Utah AG out to get BCS, is it worth it?

      5 Comments on Utah AG out to get BCS, is it worth it?

Despite the University of Utah being invited up to the big leagues the Attorney General of the Mormon Beehive state still wants the BCS disbanded under anti-trust laws. It’s no surprise to anyone that the BCS is a system of big and small. The auto-qualifying conferences certainly derive more benefit from the system, but its also true that some of the smaller schools have gotten opportunities that in the past would likely never have happened. Would Boise State have had the opportunity to play in the Fiesta Bowl to beat Oklahoma? Utah in the Sugar Bowl to victoria over Alabama? Or TCU in the Rose Bowl? All three schools appear to have benefited from the exposure with two invited to AQ conferences and all three (and others like Nevada) seeing their stock rise, the ability to climb the rankings like never before and nationwide exposure.

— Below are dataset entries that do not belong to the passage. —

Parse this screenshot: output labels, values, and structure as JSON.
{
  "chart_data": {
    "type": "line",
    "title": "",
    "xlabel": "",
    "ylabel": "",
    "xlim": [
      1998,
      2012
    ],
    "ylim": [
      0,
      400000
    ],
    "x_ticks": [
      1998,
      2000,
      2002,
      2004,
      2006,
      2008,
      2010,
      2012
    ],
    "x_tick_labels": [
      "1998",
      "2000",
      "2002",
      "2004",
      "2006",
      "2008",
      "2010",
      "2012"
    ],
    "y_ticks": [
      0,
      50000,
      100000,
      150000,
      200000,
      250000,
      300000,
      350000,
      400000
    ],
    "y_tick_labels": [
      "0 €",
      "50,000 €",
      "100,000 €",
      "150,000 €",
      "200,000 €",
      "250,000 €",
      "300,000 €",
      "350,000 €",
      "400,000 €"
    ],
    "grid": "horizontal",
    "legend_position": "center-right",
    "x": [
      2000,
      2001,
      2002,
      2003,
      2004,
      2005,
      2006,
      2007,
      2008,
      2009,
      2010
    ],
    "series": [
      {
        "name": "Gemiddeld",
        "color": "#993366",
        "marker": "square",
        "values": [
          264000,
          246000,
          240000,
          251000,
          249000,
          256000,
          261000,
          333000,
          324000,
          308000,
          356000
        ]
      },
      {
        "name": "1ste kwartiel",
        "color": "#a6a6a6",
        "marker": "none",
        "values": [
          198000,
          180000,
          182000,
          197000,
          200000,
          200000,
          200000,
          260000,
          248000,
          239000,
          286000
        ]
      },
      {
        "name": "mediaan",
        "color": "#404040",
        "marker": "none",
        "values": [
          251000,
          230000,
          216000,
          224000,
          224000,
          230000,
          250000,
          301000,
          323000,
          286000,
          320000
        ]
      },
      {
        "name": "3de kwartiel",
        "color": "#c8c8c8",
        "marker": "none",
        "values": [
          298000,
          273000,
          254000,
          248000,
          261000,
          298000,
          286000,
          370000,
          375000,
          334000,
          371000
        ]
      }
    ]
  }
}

A judge might be able to rule against the BCS alliance of Bowls, but he won’t be able to force a playoff into existence. It’s not unlikely that without the BCS we would just go back to independent bowls. The Rose Bowl would be Pac-12/Big Ten every year and we’d almost never get a 1-2 matchup, clear cut or not. Perhaps it might open up the way for a playoff, but it certainly doesn’t guarantee one.

5 thoughts on “Utah AG out to get BCS, is it worth it?

  1. Cartman

    It is a little suprising. I figured that one reason that Utah was invited to the Pac-10 was to buy off Orin Hatch and the Utah AG (I’m generally not a knee-jerk conspiracy theorist, but given the corruption of the NCAA, I’m not willing to give the benefit of the doubt here).

    I’m not a lawyer, but isn’t the real anti-trust issue the conferences? My understanding of anti-trust from a layman’s perspective is a group of individuals banding together in order to reduce compeition, shut out others from an economic market, and thus gain unfair economic advantage and profits. To me this sounds just like the SEC or the Big 10. The quality mid majors (Boise State, TCU, Utah) may want to play Alabama, Florida, Ohio State, and college football fans may want to see these matchups, but really the big boys can just ignore the upstarts as they please, and just play each other. In a BCS conference, it doesn’t matter who you play in the OOC games as long as you win your conference. Furthermore, certain BCS conferences are so “strong”, namely the SEC, Big-10, and Big-12, that it doesn’t really matter who you play OOC for consideration for the national championship. By banding together, the big conferences don’t just monopolize the BCS bowls. They monopolize the big TV contracts and big games. The truth is, even with a playoff, the mid majors will still be heavily disadvantaged because they’re forced to play scrub games with limited fan interest (thus limited monetary potential). A 16 game playoff would be fairly open to quality mid-majors, but I seriously doubt they’ll ever go to that. The most I see is 8 games.

  2. David K. Post author

    I don’t see how you’d pursue the conferences on anti-trust grounds. Its a free association of schools. Would you start forcing Washington to schedule MAC or C-USA or Sun Belt teams instead of Oregon or USC or Stanford or Washington State?

    The BCS has provided more opportunities for the small schools, not less.

    I mean what kind of changes would they need to implement to NOT upset the AG? Force the bowls to choose schools they don’t want? That won’t be financially beneficial?

  3. David K. Post author

    He makes the following assertion

    “If they do, they’ll face two choices: the old system, which would bring in far less money, or a playoff, which would bring in far more”

    How does he know a playoff would bring in far more? Because the basketball playoff brings in a lot of money? So what, football is a different beast. The logistics of shipping more teams and more fans to more places for more weeks? Would people really tune in in droves for that first round matchup between Alabama and Temple?

  4. David K. Post author

    Further, lets say his scenario plays out and the Pac-12/Big Ten return to the Rose Bowl and the Big 12/SEC play in the Sugar. The big four could put together a couple more compelling matchups to fill out a couple more big name bowls on their own. You could do ACC champ vs SEC #2 in the Orange Bowl. SEC #3 vs Big Ten #2 in the Capital One Bowl. Pac-12 #2 vs Big 12 #2 in the Cotton. I doubt the ACC gets left out, the Big East probably. How about Pac-12 #3 vs MWC#1 in the Fiesta? Don’t forget theres also Notre Dame and BYU that you could invite to one of those slots too. Even if you vote for a playoff whats to stop the big 4/5 from bolting the NCAA altogether, possibly as part of a super conference push?